Eneida, 1, II, V 309), mas acatando por outro lado o que disse o profeta:
Maldito o homem que confia no homem (Jr 17,5). Com efeito, ainda caminham às
cegas na questão sobre a predestinação dos santos, mas se a este respeito
pensam de outro modo, têm tudo para poder alcançar que Deus lhes revele a
verdade, ou seja, se perseverarem no caminho ao qual chegaram. Por isso, o
Apóstolo, após dizer:
Se em alguma coisa pensais
diferentemente, Deus vos esclarecerá, afirma em seguida: Entretanto, qualquer
que seja o ponto a que cheguemos, conservemos o rumo (Fl 3,15-16).

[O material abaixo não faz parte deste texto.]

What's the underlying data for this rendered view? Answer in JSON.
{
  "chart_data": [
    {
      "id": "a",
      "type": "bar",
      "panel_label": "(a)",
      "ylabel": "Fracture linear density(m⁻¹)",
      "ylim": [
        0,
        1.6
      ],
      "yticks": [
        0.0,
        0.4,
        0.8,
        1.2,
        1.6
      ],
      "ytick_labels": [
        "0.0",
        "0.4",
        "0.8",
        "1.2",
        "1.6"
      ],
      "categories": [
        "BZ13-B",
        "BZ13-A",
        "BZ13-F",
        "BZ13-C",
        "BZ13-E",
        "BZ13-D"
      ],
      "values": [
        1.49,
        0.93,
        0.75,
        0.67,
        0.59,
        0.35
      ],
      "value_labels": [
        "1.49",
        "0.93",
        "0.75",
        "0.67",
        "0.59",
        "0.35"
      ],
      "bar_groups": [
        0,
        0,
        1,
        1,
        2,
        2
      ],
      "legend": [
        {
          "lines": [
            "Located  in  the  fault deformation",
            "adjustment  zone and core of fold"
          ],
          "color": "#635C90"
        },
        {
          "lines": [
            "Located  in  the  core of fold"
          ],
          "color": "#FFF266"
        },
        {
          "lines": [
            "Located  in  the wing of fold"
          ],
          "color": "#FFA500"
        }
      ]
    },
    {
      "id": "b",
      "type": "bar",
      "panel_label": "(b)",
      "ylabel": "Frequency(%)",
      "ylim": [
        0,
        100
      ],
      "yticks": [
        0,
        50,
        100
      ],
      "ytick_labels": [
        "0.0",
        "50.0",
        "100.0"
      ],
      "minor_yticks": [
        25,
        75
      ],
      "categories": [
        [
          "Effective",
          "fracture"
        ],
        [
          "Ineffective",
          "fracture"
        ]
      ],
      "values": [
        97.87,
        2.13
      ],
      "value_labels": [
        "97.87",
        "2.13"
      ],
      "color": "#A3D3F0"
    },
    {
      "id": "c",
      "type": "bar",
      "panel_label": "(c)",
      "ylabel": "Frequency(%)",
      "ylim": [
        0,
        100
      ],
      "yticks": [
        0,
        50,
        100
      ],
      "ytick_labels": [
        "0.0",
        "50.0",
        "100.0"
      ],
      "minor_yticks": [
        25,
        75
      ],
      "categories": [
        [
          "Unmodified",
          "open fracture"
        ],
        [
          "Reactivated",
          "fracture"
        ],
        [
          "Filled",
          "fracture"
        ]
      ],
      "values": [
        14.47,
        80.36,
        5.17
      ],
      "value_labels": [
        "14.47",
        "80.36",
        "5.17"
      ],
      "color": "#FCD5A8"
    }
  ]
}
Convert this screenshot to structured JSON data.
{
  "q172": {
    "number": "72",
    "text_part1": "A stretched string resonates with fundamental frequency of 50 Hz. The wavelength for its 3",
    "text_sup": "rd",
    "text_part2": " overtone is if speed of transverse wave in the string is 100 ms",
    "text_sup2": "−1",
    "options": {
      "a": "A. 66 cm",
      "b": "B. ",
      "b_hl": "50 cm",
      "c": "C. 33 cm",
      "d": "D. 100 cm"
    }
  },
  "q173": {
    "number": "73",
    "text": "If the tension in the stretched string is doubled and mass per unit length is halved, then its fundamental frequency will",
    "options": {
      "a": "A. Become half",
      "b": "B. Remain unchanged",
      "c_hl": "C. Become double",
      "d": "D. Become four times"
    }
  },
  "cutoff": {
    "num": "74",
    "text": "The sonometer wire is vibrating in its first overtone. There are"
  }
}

Esses nossos irmãos, alvos de vossa
solicitude e piedosa caridade, chegaram ao ponto de crer com a Igreja de Cristo
que o gênero humano nasce sujeito ao pecado do primeiro homem e que alguém se
livra deste mal somente pela justiça do segundo homem. Chegaram também a
confessar que a graça de Deus se antecipa às vontades humanas e que ninguém tem
capacidade de começar ou terminar uma boa obra por suas próprias forças.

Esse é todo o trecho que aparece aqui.